Medibank Distressed As Ransomware Group Threatens to Post Stolen Data
Screenshot from the ransomware group’s blog on the dark web (Image: Hackread.com)

But being aware of the very imminent possibility of data exposure, Koczkar stated that customers should remain vigilant with all online communications and transactions. “We knew the publication of data online by the criminal could be a possibility, but the criminal’s threat is still a distressing development for our customers,” he said.

There are contrasting views from the cybercrime analysts keeping track of the updates regarding the identity of the ransomware group. While some believe it to be a REvil relaunch, others such as security researcher MalwareHunterTeam suspect it is BlogXX, a new operation linked to REvil. 

REvil Russian ransomware gang was originally shut down in October 2021 after law enforcement reportedly hijacked its Tor servers, followed by Russia arresting some of the members. In April 2022, the operation’s original website was resurrected and redirected visitors to new websites for what is known as the ‘BlogXX’ operation. 

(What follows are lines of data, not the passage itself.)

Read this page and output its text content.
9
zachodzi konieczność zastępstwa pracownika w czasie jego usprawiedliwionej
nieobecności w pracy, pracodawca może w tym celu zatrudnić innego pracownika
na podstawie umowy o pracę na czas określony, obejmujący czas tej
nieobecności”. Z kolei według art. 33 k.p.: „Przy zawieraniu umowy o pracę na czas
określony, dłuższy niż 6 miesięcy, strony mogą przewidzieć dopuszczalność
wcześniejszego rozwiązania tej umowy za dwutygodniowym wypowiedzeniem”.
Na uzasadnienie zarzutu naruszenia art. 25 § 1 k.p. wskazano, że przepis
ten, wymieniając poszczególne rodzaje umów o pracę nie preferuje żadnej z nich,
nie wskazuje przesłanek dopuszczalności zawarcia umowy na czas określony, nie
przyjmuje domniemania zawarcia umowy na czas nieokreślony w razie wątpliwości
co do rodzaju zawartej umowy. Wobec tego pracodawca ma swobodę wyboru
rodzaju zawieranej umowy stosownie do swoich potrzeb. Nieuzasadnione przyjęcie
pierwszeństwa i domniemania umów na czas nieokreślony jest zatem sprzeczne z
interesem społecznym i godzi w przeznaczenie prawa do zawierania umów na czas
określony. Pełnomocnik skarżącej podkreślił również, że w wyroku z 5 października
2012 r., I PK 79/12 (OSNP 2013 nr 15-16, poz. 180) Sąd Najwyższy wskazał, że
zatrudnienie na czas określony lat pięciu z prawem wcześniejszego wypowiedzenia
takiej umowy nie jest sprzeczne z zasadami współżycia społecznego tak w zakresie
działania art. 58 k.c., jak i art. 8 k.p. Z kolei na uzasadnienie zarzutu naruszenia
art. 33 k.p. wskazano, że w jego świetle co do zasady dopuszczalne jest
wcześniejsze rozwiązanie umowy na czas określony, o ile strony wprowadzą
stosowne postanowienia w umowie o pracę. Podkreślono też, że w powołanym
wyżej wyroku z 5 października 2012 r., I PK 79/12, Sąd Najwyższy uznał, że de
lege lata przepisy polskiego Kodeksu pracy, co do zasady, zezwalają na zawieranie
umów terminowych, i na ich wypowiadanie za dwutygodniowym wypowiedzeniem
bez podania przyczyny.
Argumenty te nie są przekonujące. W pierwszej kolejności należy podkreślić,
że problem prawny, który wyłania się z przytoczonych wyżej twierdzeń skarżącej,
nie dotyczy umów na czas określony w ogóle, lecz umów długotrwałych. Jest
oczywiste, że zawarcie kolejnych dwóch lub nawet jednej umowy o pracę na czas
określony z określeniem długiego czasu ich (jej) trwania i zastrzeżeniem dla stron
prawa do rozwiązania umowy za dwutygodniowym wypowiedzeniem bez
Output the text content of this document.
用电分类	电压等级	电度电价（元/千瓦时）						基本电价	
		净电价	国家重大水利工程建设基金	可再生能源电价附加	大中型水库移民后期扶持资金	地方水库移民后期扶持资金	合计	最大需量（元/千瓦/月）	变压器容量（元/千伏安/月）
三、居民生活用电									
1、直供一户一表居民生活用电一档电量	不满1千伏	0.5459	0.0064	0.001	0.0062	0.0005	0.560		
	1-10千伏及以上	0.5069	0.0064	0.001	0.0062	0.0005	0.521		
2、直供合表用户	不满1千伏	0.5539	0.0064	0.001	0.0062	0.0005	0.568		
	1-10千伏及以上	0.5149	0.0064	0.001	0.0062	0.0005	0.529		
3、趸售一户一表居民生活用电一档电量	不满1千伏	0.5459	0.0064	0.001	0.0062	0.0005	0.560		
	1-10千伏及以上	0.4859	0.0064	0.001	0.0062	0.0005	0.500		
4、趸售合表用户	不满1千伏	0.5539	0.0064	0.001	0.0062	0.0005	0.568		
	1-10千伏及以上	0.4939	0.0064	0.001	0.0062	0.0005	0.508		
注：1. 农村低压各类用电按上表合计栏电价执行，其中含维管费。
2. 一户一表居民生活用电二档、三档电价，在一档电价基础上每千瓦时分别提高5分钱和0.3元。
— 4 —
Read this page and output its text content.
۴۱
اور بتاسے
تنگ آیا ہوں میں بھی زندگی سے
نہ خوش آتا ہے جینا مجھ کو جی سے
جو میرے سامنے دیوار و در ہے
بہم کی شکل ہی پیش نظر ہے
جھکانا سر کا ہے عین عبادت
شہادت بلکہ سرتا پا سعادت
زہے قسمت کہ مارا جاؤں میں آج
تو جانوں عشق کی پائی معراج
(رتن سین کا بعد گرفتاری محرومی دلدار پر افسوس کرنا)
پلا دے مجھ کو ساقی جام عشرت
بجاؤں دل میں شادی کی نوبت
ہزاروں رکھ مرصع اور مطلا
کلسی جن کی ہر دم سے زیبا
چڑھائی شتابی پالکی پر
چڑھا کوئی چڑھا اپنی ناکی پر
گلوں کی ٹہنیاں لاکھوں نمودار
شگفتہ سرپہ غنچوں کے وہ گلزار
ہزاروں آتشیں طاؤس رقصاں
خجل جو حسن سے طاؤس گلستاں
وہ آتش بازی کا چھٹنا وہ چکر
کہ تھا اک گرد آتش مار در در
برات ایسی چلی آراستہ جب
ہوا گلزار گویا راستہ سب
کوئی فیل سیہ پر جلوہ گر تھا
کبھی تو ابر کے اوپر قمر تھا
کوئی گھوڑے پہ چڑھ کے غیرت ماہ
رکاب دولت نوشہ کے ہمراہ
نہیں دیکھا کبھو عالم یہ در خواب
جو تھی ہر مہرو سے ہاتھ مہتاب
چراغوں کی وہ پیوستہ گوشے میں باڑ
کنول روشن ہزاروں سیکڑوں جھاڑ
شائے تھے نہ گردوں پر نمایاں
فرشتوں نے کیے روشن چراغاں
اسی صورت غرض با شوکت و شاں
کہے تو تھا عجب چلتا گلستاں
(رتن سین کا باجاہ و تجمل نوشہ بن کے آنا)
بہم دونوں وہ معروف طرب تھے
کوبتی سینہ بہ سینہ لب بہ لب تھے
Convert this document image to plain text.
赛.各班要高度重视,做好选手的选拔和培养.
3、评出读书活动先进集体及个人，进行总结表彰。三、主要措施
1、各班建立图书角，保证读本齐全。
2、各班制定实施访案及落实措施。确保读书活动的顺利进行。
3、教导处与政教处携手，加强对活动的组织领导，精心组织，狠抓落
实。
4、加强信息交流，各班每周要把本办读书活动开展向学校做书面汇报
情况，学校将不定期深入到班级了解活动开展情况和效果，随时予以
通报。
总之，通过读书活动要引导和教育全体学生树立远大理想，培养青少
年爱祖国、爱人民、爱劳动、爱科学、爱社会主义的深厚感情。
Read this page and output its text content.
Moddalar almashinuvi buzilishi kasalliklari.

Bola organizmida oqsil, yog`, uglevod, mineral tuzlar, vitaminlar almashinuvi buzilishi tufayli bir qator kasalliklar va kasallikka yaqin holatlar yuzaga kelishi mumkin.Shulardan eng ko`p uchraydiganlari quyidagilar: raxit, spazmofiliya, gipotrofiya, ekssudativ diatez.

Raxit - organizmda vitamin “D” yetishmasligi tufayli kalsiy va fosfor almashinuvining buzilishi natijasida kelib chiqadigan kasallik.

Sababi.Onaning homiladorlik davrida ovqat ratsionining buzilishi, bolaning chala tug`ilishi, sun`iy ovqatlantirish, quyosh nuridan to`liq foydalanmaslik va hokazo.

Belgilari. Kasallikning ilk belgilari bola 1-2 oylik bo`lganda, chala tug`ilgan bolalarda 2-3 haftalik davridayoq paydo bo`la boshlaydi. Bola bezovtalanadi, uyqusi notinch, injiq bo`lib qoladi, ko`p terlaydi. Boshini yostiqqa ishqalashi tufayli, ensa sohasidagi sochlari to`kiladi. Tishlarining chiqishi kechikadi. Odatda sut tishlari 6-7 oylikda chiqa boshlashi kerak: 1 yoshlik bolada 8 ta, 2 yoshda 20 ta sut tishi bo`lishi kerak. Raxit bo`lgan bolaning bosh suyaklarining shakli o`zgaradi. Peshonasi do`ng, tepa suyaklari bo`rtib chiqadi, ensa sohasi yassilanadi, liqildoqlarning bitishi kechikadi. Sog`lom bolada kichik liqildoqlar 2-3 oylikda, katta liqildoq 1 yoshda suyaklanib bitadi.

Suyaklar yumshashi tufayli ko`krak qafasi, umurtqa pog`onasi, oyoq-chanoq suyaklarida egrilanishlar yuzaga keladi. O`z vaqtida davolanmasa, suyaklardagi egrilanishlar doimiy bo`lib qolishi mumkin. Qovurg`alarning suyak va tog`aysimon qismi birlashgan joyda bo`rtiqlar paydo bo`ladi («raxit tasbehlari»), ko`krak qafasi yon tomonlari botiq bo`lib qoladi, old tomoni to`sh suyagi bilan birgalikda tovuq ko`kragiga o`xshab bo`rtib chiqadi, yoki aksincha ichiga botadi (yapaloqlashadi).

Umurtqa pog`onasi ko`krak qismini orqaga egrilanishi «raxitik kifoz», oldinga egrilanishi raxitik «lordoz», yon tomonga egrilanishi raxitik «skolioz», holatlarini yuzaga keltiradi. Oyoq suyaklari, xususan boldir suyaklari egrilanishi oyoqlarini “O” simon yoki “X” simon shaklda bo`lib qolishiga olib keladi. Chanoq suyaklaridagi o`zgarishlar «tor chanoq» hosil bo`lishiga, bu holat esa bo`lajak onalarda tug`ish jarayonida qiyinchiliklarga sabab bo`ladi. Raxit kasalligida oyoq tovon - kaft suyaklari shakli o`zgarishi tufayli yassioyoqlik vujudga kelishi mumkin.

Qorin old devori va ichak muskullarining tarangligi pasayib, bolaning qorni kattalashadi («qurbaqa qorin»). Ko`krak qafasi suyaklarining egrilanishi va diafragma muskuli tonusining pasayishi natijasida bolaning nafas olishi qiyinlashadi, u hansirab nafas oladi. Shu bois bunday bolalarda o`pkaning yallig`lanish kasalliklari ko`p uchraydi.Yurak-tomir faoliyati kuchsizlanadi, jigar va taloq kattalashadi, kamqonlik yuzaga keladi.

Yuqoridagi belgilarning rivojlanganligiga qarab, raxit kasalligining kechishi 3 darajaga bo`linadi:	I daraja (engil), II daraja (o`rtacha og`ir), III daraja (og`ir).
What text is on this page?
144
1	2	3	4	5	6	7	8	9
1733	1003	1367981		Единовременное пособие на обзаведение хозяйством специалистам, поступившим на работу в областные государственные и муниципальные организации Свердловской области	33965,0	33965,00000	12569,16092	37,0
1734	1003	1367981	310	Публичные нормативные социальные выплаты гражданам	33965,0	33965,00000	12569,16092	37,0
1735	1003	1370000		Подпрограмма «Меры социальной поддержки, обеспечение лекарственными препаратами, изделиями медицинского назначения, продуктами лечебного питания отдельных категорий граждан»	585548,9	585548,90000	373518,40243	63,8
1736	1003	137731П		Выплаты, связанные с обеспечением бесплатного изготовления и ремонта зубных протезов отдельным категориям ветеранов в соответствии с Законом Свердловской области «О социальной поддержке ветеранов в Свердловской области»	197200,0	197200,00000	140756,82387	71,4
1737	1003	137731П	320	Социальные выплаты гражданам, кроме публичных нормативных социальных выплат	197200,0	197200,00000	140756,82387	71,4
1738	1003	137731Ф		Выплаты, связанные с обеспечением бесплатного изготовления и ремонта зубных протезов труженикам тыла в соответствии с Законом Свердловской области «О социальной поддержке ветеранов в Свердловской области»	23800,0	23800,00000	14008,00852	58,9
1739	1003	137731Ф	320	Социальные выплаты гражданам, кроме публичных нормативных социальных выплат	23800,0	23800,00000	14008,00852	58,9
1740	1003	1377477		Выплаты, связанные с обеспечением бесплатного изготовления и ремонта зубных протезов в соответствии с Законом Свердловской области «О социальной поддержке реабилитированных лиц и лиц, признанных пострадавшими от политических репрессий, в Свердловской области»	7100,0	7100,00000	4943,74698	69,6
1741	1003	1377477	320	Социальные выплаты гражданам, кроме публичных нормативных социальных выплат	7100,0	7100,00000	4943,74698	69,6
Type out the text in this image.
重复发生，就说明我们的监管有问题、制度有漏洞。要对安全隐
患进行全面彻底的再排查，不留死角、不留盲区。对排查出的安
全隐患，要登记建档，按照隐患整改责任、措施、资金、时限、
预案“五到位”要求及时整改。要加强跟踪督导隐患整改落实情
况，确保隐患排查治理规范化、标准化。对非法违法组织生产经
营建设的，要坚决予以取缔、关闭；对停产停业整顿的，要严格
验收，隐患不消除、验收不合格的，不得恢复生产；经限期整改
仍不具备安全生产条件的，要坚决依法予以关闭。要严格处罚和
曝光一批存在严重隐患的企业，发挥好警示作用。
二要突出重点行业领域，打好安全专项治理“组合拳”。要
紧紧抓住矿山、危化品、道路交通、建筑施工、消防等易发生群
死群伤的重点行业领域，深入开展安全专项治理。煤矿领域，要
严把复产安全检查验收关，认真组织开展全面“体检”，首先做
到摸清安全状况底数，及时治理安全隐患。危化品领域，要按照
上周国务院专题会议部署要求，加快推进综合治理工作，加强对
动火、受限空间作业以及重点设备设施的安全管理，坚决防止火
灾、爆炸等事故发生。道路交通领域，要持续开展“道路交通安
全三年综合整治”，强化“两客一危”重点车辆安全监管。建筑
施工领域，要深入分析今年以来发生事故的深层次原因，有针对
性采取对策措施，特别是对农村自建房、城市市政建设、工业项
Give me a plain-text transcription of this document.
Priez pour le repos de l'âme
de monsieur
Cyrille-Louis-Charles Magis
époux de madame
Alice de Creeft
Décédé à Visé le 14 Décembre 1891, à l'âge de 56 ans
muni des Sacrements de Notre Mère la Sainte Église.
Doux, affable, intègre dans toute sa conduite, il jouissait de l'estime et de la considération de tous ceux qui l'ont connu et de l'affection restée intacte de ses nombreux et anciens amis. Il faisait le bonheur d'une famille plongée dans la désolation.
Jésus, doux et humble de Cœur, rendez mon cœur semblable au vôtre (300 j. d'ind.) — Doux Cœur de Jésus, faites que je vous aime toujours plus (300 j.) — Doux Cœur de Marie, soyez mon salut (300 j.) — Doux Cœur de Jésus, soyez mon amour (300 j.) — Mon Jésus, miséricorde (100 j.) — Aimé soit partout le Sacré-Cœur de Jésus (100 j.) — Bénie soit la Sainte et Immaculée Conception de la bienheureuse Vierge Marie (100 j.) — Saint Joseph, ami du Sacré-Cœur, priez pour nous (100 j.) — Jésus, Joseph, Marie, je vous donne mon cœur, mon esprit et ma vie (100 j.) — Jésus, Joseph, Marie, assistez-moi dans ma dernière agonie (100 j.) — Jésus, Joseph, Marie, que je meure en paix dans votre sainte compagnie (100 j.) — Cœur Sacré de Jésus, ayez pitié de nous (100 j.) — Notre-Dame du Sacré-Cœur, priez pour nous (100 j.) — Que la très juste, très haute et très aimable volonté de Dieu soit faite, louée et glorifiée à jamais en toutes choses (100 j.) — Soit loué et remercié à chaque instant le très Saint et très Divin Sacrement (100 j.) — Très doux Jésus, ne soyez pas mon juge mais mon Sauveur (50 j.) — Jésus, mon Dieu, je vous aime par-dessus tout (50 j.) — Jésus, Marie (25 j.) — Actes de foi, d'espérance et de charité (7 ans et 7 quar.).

The company stated in a press release that they do not intend on paying the ransom demanded by the cybercriminals. 

“Based on the extensive advice we have received from cybercrime experts we believe there is only a limited chance paying a ransom would ensure the return of our customers’ data and prevent it from being published,” said Medibank, adding that the attackers will only be motivated to go after its customers affected by the breach.

In addition, they believe that succumbing to the ransomware group’s demands will incentivize other cybercriminals to target Australian organizations, putting more people at risk. 

The home affairs minister, Clare O’Neil, said Medibank’s decision not to pay a ransom to cyber criminals was in line with government advice.

While we wait for the situation to unfold, we advise those affected by the data breach to view the update posted on Medibank’s website and take the necessary steps as instructed.